Teachers, many of whom are parents of school-age children, share the trauma. They are on the front lines of teaching students who need individual instruction.

They manage in classrooms that lack adequate heating and cooling. They struggle to keep up to date on digital trends and educational innovation.

Burnout is an occupational hazard. Good teachers leave because they earn more in other occupations.

Funding schools based on enrollment doesn’t capture the complexity of educating and preparing today’s K-12 students in the face of rapidly changing job markets. Head counts don’t capture the dimensions of pandemic learning loss, unequal digital resources, special education needs and emotional stress, which are the everyday stuff of today’s K-12 classrooms.

Declining public school enrollments, resulting from low birth rates and flight to private schools by those who can afford it, have resulted in funding reductions. This can force closure of neighborhood schools, as parents in Seattle Public Schools are discovering.

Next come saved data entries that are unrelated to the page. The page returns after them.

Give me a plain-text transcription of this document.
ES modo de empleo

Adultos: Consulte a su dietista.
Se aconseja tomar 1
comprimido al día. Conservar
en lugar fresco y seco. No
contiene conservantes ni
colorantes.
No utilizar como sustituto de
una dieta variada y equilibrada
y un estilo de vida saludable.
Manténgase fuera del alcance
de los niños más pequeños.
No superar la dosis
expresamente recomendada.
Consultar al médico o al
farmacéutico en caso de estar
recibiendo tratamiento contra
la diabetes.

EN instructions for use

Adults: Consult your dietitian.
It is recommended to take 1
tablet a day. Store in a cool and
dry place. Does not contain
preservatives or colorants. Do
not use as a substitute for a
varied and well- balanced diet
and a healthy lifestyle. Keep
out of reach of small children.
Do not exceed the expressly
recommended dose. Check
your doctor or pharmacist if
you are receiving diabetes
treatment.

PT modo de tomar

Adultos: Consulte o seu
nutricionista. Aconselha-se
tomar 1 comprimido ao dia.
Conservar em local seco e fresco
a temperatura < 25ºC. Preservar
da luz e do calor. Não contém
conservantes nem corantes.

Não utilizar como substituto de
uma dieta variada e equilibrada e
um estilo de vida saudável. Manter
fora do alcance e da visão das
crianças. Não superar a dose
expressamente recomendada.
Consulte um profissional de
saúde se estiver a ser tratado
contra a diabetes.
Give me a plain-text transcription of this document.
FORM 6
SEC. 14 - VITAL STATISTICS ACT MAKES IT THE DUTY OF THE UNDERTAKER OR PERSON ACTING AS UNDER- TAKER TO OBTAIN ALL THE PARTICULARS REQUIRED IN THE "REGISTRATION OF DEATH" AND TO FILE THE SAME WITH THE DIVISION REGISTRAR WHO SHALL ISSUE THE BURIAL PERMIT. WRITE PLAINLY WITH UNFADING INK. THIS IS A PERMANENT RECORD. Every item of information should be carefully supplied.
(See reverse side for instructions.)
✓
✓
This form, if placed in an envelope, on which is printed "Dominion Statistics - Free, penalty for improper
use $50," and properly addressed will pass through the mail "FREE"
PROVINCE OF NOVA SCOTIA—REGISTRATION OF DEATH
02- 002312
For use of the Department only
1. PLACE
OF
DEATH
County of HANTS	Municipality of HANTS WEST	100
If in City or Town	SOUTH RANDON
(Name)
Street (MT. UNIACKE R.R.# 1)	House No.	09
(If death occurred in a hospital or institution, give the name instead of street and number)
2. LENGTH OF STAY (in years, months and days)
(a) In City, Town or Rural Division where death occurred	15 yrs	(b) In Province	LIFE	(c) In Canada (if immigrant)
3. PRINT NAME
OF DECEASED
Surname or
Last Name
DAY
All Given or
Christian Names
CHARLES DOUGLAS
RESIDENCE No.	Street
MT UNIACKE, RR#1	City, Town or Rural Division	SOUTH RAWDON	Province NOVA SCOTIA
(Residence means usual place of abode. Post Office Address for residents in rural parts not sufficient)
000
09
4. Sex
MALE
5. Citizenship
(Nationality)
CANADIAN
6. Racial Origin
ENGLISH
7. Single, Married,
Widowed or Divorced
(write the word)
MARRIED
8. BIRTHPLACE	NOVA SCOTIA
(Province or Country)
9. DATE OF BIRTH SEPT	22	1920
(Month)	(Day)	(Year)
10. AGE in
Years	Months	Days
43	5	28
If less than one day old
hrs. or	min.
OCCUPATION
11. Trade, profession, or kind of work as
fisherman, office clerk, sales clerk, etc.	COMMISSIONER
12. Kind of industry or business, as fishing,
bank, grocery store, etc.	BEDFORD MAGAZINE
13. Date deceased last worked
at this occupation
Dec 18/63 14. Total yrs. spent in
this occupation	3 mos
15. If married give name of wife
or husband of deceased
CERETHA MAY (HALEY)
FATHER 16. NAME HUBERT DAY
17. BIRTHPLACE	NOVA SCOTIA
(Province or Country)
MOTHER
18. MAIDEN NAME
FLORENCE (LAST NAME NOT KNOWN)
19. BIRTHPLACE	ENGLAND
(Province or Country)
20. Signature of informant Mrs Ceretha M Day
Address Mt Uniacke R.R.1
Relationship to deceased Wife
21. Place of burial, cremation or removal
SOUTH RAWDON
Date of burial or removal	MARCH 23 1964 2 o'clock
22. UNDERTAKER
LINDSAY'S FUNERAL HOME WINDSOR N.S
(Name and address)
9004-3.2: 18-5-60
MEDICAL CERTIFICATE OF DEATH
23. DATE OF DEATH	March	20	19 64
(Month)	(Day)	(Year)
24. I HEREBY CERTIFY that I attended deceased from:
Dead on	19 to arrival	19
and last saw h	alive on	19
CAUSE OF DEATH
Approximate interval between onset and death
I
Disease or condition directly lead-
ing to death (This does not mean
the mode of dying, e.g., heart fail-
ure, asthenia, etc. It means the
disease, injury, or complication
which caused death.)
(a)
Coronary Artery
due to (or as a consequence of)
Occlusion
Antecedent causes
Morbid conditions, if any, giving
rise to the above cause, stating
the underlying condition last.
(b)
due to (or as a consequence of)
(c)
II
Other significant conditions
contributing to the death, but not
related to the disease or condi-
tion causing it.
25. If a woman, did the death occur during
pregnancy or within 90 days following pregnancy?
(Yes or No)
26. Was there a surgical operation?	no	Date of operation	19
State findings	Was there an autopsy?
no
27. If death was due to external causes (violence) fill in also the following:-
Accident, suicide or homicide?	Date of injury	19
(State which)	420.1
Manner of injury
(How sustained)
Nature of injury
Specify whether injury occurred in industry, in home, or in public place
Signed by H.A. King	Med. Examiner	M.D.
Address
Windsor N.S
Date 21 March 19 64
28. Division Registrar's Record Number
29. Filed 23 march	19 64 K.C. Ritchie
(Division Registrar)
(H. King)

We must find the right school funding formula. The one we have doesn’t work anymore because it doesn’t reflect the demands that schools are expected to meet every day and the individualized education that students deserve.

Oregon lawmakers have tried to reconcile funding with emerging educational needs. But the result has been a hodgepodge of grants and directed spending, tacked onto a school funding formula designed to ensure equity among school districts after passage of major property tax limitations in the 1990s.

Finger-pointing is unproductive.

We need an informed effort to rethink how schools are funded in light of current-day expectations. Just as important, we need to see school funding reform as critical to restoring public and parental trust in our schools.

There is no time to waste. The 2025 Oregon Legislature reconvenes in six months.